Pewnego zagrożenia dopatruję się również w sztucznej inteligencji, która będzie pracować dla dużych korporacji. Może powstać duże rozwarstwienie pomiędzy dużymi molochami, które mają środki na rozwijanie AI, a firmami których nie będzie stać na korzystanie z tak zaawansowanych technologii. Kiedyś usłyszałem, że Amazon wprowadza małe zmiany w UI/UX w swoim sklepie tylko na 30 min. Uwzględniając liczbę użytkowników, którzy są w danej chwili w ich wirtualnym sklepie, jest to dla nich wystarczający czas, aby zebrać potrzebne dane do analizy. Co może się stać, jeśli to AI będzie dokonywało szybkiej analizy zebranych danych, a następnie wprowadzało takie micro zmiany i sprawdzało rezultaty? Wydaje mi się, że szybkość dostosowania się do potrzeb klientów, będzie nieporównywalnie szybsza, gdy będzie do tego wykorzystywane AI. A to z kolei powinno przełożyć się na przewagę nad konkurencją.
Korzyści
Wykorzystywałem AI do tworzenia prostych widgetów, które nie wymagały bardzo złożonej logiki. A jeśli jednak miałem potrzebę stworzenia czegoś bardziej zaawansowanego, to rozbijałem duży problem na mniejsze Co jest zresztą zgodne z powszechnie panującą praktyką i zasadami programowania (np. SOLID).
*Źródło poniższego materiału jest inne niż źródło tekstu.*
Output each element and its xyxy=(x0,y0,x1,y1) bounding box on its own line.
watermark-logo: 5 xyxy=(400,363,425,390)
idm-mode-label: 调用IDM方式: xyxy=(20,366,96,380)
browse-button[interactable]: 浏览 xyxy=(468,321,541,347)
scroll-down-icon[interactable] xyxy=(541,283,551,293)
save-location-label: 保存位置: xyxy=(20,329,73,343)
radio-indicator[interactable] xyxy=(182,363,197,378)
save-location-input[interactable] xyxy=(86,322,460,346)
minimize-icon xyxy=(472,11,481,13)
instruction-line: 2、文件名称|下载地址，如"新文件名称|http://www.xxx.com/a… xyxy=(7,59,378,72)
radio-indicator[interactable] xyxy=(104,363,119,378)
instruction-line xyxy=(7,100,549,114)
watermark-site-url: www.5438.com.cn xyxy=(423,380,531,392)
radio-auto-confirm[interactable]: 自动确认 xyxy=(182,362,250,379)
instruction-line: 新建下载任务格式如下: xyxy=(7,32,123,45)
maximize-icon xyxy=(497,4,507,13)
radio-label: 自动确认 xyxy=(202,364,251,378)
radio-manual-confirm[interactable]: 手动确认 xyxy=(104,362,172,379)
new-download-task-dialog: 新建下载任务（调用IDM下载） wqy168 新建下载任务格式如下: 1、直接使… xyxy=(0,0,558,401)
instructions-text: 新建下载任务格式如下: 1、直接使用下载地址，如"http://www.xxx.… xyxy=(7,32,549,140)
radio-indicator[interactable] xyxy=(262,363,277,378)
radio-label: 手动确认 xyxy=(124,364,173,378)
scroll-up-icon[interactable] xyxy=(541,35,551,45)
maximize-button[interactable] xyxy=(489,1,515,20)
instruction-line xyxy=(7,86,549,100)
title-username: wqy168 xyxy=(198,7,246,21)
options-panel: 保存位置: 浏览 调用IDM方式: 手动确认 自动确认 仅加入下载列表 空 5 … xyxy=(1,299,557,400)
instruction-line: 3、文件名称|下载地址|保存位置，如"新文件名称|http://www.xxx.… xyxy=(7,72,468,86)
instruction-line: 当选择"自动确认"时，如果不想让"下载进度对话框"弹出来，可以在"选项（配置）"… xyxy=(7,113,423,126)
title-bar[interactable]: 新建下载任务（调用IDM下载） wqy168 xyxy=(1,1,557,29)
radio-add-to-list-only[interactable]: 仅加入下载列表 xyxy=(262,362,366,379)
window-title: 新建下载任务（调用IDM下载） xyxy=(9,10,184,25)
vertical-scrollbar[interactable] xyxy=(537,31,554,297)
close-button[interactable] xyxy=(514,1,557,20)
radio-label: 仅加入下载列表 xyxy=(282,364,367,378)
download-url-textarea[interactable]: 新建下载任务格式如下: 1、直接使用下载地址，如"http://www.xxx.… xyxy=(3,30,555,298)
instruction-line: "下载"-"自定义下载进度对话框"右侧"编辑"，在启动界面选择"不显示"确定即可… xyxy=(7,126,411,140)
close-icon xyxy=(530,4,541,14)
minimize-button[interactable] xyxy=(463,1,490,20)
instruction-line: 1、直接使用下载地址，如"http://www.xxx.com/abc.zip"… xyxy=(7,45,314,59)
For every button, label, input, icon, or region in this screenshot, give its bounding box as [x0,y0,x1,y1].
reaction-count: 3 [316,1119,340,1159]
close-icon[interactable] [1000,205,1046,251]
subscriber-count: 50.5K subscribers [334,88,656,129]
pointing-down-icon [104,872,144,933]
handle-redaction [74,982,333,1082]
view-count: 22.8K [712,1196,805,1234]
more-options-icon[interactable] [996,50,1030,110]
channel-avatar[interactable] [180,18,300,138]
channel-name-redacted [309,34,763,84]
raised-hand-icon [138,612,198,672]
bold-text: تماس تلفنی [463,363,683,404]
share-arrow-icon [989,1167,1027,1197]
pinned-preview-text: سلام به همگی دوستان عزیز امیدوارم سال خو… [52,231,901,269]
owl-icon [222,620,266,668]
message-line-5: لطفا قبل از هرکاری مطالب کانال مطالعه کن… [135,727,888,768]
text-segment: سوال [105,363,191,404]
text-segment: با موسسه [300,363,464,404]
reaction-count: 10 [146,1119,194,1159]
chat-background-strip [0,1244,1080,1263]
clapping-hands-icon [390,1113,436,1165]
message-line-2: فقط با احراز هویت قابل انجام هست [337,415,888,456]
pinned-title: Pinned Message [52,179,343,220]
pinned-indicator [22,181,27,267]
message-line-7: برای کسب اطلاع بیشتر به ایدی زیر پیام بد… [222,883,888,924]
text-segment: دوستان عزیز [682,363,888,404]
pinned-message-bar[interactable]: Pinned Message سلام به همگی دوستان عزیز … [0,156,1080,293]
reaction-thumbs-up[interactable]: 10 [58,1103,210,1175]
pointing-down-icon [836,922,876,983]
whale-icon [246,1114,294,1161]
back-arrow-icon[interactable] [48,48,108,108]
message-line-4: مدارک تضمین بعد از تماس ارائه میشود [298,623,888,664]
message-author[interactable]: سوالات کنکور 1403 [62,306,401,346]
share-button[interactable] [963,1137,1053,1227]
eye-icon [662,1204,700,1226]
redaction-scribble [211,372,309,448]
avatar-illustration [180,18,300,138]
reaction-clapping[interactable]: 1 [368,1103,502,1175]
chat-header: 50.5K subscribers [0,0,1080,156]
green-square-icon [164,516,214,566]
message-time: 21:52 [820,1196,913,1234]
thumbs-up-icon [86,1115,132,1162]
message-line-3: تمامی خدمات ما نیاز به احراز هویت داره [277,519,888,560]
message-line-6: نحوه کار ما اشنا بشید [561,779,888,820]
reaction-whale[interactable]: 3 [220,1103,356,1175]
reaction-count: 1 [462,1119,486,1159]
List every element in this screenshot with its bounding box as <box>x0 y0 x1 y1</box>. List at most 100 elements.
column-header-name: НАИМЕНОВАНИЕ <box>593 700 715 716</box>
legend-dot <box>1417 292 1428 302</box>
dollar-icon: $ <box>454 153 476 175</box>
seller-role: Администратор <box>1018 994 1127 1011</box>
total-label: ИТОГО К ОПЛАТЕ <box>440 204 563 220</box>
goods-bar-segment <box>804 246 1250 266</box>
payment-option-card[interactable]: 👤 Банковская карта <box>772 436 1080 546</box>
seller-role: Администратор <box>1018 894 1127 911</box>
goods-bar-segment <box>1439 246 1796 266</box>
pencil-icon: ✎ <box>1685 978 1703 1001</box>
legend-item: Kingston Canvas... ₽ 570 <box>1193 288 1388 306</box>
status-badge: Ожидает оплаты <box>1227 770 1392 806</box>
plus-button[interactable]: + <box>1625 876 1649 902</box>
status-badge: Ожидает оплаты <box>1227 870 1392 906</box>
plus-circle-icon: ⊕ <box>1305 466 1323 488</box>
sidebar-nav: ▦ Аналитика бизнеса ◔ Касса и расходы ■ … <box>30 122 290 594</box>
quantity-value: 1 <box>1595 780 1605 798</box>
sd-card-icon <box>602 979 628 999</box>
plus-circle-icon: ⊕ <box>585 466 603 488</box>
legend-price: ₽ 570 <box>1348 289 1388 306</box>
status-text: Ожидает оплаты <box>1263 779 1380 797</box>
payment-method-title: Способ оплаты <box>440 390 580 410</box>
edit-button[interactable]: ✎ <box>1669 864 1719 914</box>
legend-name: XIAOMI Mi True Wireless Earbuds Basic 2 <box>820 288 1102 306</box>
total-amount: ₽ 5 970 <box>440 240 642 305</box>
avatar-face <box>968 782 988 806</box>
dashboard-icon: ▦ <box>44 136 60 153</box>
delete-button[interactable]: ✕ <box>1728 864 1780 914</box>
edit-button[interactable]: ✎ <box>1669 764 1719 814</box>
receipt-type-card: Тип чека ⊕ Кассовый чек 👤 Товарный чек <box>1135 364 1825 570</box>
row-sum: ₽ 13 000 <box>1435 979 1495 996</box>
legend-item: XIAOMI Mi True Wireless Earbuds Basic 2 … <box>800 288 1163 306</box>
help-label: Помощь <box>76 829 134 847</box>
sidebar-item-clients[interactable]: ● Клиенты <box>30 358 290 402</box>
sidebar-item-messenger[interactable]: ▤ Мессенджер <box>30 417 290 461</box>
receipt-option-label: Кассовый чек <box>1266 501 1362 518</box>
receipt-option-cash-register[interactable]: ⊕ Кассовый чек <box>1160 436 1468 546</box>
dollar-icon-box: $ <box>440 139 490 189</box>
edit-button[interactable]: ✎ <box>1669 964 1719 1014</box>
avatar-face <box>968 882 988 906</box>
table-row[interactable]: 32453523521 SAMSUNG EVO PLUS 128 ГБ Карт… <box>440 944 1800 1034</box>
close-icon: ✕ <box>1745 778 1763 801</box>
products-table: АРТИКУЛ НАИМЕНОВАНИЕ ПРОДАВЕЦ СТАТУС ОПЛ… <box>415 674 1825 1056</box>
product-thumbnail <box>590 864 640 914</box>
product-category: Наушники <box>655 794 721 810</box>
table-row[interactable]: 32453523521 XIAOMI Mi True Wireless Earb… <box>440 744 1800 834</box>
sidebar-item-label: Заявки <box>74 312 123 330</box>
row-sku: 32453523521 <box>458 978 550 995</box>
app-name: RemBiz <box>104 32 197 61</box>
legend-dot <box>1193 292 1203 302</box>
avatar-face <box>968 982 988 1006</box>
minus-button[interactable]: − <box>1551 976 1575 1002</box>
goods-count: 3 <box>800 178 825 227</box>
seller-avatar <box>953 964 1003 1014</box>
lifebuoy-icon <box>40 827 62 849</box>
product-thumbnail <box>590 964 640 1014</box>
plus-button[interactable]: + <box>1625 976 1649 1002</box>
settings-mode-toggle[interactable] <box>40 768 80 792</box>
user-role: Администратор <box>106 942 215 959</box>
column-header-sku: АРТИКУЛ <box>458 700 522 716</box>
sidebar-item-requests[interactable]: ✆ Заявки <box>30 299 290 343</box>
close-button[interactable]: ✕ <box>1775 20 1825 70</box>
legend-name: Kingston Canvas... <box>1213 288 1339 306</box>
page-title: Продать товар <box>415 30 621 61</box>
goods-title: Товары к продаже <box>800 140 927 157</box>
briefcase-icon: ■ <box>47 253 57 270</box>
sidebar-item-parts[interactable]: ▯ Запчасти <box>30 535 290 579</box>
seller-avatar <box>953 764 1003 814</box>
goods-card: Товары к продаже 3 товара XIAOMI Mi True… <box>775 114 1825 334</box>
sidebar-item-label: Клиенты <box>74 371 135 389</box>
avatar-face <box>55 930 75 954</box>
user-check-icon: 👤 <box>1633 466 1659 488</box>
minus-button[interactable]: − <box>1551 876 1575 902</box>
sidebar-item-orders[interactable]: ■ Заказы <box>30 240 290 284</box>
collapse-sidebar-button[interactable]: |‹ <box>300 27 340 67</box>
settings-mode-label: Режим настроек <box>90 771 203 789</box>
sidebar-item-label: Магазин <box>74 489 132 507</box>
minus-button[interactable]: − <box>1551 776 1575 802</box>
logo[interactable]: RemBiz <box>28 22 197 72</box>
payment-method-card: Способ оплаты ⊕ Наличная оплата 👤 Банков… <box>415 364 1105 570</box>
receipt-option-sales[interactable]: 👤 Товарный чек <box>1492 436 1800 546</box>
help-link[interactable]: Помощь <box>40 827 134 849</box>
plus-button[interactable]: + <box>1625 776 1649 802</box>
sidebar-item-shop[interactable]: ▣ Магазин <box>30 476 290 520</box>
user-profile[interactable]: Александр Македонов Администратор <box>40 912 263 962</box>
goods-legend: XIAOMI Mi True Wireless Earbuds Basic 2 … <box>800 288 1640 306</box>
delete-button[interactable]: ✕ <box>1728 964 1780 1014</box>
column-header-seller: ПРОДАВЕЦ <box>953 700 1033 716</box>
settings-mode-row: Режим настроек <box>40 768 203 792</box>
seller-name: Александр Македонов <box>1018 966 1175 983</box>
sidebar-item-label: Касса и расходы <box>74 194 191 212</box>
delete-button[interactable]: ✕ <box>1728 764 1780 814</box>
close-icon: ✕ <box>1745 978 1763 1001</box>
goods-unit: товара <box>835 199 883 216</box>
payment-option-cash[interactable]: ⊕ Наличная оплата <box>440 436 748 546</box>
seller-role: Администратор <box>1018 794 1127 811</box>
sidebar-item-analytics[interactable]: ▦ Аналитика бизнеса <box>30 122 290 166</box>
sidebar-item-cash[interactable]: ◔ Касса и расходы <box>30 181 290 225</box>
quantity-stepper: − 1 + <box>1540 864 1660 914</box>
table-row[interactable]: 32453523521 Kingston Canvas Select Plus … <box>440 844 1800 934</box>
To przyspieszyło proces dojścia do najlepszego rozwiązania, a tym samym szybciej widziałem efekty swojej(?) pracy. To była mała nagroda, przyjemność, która powodowała mały zastrzyk dopaminy. A więc, czy sztuczna inteligencja może uzależnić? 🙂
Przy pisaniu klas, AI, starała się dotrzymać mi kroku i na podstawie samej nazwy, proponowała ciało całej klasy. Nie zawsze było to, to co chciałem stworzyć, ale był to pewny bodziec z zewnątrz, który zmuszał mnie do myślenia. Był to taki mały umysłowy szturchaniec, który wytrącał mnie z umysłowych torów, po których jechałem. Zdarzyło się, że propozycję od AI uznałem za ciekawszą niż to co sam chciałem napisać.
Podsumowanie
Gdy korzystałem ze wsparcia AI, udawało mi się zaoszczędzić do godziny czasu pracy. A jeśli były to zadania związane z tworzeniem czegoś nowego, to nawet w porywach do dwóch godzin.
Jeśli przyjmiemy, że skupienie jest zasobem, z którego korzystamy, to tutaj jest chyba największa oszczędność. Moje skupienie było bardziej zużywane na zrozumienie i rozwiązanie problemów, niż na przelewania rozwiązania na kod.
Uważam, że warto spróbować wdrożyć AI do swojej codziennej pracy i sprawdzić, czy wynikną z tego korzyści.